Should You Keep That Document or Shred It?


A paper shredder and a small pile of shredded paper.

Photo: Gemenacom (Shutterstock)

We all get a ton of junk in the mail, whether credit card applications, insurance packets, or a 60-page retirement fund report for the lingering 401(k) from a job you had 10 years ago. Thankfully, deciding what you need to keep and what you can safely shred is simple. And depending the type of documents you’re dealing with, you need to store some of them for certain periods of time; others you can digitize, and still others you can throw away altogether (but it’s always a good idea to shred them first).
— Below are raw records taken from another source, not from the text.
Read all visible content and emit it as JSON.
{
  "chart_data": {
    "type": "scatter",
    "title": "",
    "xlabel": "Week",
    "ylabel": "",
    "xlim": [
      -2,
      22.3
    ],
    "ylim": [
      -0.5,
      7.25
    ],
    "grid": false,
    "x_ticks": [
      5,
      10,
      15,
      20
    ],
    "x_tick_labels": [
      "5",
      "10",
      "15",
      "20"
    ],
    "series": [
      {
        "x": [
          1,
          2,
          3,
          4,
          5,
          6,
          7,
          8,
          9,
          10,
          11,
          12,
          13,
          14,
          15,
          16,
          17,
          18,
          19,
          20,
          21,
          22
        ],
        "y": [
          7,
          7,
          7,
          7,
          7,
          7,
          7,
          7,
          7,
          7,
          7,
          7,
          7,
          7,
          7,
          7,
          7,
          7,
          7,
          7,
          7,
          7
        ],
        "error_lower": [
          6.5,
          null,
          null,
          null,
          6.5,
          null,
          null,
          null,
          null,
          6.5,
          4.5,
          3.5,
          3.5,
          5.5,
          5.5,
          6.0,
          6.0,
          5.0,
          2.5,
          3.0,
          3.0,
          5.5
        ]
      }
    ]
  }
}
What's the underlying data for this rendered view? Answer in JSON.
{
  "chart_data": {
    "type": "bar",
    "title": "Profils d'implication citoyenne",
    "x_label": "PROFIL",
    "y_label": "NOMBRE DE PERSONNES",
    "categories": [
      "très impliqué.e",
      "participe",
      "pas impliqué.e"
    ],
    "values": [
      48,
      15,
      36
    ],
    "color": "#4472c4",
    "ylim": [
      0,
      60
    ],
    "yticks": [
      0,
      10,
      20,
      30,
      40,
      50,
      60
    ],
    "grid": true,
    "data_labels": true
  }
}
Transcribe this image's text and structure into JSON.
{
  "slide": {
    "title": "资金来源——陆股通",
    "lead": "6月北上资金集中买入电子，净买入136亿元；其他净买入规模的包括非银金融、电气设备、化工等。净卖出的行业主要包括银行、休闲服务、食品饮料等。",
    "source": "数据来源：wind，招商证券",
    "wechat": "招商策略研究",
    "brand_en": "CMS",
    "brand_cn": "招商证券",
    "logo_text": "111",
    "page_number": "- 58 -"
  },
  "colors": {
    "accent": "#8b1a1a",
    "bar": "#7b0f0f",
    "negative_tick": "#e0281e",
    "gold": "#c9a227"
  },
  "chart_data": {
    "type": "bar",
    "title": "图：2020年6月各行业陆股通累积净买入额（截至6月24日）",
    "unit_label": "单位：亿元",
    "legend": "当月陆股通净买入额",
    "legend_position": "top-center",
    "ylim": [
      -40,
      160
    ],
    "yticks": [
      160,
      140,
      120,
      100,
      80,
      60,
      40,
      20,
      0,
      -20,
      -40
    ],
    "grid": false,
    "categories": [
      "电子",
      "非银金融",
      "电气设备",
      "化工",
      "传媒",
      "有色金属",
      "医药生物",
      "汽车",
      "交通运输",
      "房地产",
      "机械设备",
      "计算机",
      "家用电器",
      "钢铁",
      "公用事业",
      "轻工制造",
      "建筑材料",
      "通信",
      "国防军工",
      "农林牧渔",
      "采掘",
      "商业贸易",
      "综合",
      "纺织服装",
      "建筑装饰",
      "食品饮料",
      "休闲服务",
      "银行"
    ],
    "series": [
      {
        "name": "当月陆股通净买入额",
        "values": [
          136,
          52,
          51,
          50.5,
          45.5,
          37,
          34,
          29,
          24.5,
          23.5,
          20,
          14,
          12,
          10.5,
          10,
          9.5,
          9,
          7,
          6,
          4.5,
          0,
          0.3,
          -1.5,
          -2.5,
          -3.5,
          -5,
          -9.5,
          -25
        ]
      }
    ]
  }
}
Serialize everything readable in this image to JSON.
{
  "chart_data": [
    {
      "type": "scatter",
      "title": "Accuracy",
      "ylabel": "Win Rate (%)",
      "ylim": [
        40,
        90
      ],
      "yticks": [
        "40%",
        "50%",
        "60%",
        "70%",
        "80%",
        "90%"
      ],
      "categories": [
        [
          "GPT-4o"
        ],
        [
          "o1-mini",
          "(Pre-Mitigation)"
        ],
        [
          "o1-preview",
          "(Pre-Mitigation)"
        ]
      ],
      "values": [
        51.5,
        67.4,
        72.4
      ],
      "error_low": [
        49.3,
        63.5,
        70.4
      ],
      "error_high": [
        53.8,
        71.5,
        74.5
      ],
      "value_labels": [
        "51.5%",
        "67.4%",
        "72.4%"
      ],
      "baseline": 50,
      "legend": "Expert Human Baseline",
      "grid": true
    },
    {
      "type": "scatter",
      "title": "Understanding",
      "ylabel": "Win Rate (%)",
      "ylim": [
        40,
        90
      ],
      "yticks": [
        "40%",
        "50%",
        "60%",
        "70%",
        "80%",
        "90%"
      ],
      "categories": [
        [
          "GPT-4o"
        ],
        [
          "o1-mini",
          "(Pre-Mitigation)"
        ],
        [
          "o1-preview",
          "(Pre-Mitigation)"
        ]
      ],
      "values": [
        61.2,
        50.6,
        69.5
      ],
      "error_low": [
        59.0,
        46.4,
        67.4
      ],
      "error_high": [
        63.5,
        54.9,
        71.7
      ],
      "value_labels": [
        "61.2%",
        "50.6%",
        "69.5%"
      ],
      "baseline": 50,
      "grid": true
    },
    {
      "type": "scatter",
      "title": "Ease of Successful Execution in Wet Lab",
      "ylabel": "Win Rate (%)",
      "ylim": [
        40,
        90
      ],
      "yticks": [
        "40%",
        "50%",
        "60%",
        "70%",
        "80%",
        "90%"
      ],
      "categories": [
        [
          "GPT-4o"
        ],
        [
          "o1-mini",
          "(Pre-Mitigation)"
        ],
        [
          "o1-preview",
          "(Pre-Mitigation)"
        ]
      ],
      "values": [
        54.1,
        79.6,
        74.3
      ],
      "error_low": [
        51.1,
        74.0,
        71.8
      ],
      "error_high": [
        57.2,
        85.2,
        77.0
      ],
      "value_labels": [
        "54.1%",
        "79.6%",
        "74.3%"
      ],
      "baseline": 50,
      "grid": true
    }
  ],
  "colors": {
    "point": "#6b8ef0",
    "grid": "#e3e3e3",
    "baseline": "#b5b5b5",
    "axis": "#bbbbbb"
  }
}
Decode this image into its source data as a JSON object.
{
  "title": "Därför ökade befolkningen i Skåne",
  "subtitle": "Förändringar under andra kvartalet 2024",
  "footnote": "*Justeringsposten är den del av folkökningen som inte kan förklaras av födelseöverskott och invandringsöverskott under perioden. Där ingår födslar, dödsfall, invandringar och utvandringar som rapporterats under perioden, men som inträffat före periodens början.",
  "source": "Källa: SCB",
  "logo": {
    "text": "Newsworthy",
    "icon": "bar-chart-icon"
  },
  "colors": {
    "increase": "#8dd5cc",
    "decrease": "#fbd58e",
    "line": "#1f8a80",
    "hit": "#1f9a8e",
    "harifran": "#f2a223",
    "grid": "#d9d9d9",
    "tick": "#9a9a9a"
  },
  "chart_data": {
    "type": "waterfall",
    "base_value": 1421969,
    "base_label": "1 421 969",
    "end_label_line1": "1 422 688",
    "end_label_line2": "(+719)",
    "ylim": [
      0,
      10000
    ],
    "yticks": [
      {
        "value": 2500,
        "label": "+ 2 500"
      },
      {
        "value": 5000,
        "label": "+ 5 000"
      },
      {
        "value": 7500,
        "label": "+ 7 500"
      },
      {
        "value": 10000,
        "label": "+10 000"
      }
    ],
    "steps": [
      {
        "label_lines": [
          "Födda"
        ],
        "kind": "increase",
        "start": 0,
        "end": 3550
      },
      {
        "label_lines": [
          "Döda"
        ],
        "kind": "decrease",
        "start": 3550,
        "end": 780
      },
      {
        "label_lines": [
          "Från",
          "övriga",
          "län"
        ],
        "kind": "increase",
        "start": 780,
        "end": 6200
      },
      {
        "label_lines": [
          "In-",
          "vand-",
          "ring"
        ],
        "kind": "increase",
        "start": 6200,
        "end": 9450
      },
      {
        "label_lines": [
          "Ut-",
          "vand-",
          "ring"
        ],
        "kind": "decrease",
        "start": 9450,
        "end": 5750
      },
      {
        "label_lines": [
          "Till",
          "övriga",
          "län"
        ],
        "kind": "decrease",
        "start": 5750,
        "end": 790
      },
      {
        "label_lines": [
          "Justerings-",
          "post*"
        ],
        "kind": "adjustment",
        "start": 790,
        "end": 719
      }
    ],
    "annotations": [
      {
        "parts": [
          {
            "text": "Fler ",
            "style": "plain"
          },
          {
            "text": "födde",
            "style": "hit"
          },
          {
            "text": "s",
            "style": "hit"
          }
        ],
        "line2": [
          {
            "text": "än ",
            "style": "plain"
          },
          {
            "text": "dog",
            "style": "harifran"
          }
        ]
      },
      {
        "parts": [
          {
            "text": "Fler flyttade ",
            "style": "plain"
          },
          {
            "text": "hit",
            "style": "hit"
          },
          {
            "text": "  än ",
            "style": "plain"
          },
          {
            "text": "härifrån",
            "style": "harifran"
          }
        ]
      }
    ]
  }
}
The documents you need to keep forever

Let’s start with the documents you should keep physical copies of forever:

  • Birth and death certificates
  • Social security cards
  • Pension plan documents
  • ID cards and passports
  • Green cards
  • Marriage license
  • Business license
  • Any insurance policy (good to keep even if the insurer provides access to a digital copy, just in case a problem ever arises)
  • Wills, living wills, and powers of attorney
  • Vehicle titles and loan documents
  • House deeds and mortgage documents

In general, you want to keep physical copies of anything related to state or federal matters, including certifications, licenses, or deeds. The reasons are twofold: You want to have easy access to these in case you need them, and they’re also a pain to replace because to do so you typically need to make a direct request to the government agency in question, which takes a lot of time—and, as the ongoing pandemic has proven with the closure of many government offices, it could be an extreme hassle for unforeseen reasons.

If you’re unsure what to do with these important documents, we recommend keeping an “in case of emergency kit” so you (and your loved ones) always know where they are. You can also use a website like Get Your Sh*t Together to help you gather everything you need to keep for the long term.

Documents you need to keep for a while

The second subset of documents to hold on to relates to documents you need to keep, if only for a little while. For these, follow our guide to going paperless and scan them in if you like, or store them in a safe place if space isn’t an issue. Documents in this category include:

  • Tax records and receipts (keep for seven years)
  • Pay stubs and bank statements (keep for a year)
  • Home purchase, sale, or improvement documents (keep for at least six years after you sell)
  • Medical records and bills (keep at least a year after payment in case of disputes)
  • Warranty documents and receipts (keep as long as you own the item in question)

Finally, the last subset is the documents you need to keep at least the most recent version of:

  • Social security statements
  • Annual insurance policy statements
  • Retirement plan statements (401(k), 529, IRA, etc.)

That’s pretty much it. Once you know what to keep, organize them in a way that works for you (whether you use that old standby, the filing cabinet or something else) and you’re set.

If you still aren’t sure if you should keep it or can it, a good thing to consider is how hard the document you’re pondering would be to replace should you need it for any reason. If you need to venture down to a government office, wait in line at a hospital, or sit on the phone for an hour, it’s probably a good idea to hold onto it. If you can easily pop online and download a copy, you likely don’t need to keep a physical one on hand.

Shred everything else

Everything else you can safely shred or throw away. It’s always a good idea to shred anything that has personal information like your name, address, phone number—and especially your social security number or bank account information.

The list of to-shreds includes stuff you might not have otherwise considered sensitive, from ATM and credit card receipts, to bills and even used airline tickets. Immediately shred expired credit cards, visas, passports, and IDs—and the best way to shred documents is with a good cross-cut shredder. On the plus side, it’s kind of fun.